I am all for people developing a style when it comes to astrophotography. Certainly I have been talking about it here for almost as long as I have been a member.
But part and part of developing style is learning the craft. There are reasons why things are normally done a particular way and why best practices are exactly that. To put it another way, if you desire to color outside the lines, that is fine, but learn how to color inside the lines.
Jackson Pollock is well known for his drip technique and his abstract art. What is perhaps less well known is that he was an accomplished painter who was capable of (and did) more traditional art. Picasso didn't start off as a Cubist. He was a very accomplished traditional painter first.
The reason for this is that learning "standard" technique and craft is a key to unlocking understanding and further learning, that eventually allow you to bust out of the norm and do things differently. You will eventually be able to better realize your vision of how to showcase your astrophotography, if you have a full tool chest of technique and the understanding that goes with it.

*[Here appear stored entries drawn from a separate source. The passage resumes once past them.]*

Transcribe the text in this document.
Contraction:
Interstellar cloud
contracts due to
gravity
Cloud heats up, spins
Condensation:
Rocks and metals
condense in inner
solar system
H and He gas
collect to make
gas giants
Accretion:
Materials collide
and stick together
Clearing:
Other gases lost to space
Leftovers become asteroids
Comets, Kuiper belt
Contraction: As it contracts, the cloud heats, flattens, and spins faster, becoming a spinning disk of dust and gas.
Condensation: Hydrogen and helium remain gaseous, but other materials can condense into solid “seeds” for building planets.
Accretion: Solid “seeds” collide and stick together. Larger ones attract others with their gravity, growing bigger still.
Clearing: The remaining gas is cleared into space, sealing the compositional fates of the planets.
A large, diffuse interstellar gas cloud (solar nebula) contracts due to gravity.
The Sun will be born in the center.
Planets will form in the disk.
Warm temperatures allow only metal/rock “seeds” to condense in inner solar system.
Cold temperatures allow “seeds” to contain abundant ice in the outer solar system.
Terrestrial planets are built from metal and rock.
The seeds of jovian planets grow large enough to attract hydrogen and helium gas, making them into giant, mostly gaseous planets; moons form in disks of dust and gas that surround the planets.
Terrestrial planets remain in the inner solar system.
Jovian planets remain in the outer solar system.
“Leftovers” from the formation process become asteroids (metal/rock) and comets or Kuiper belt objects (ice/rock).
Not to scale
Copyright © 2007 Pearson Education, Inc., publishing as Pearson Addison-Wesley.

This is the beginning Deep Sky Imaging Forum. As such, there should be a focus on the underlying craft that makes the eventual art possible.
What I am not saying: I'm not saying that experimentation is off the table. I'm all for experimentation. It is a tremendous tool for learning.
What I am saying: Learn your craft and learn it well. That will enable you to present your astrophotography the way you eventually want, not hindered by your lack of technique.
Don't hinder yourself now by taking shortcuts that hide your astrophotography's shortcomings. That just hinders long-term learning.
Edited by Madratter, 24 January 2021 - 09:58 AM.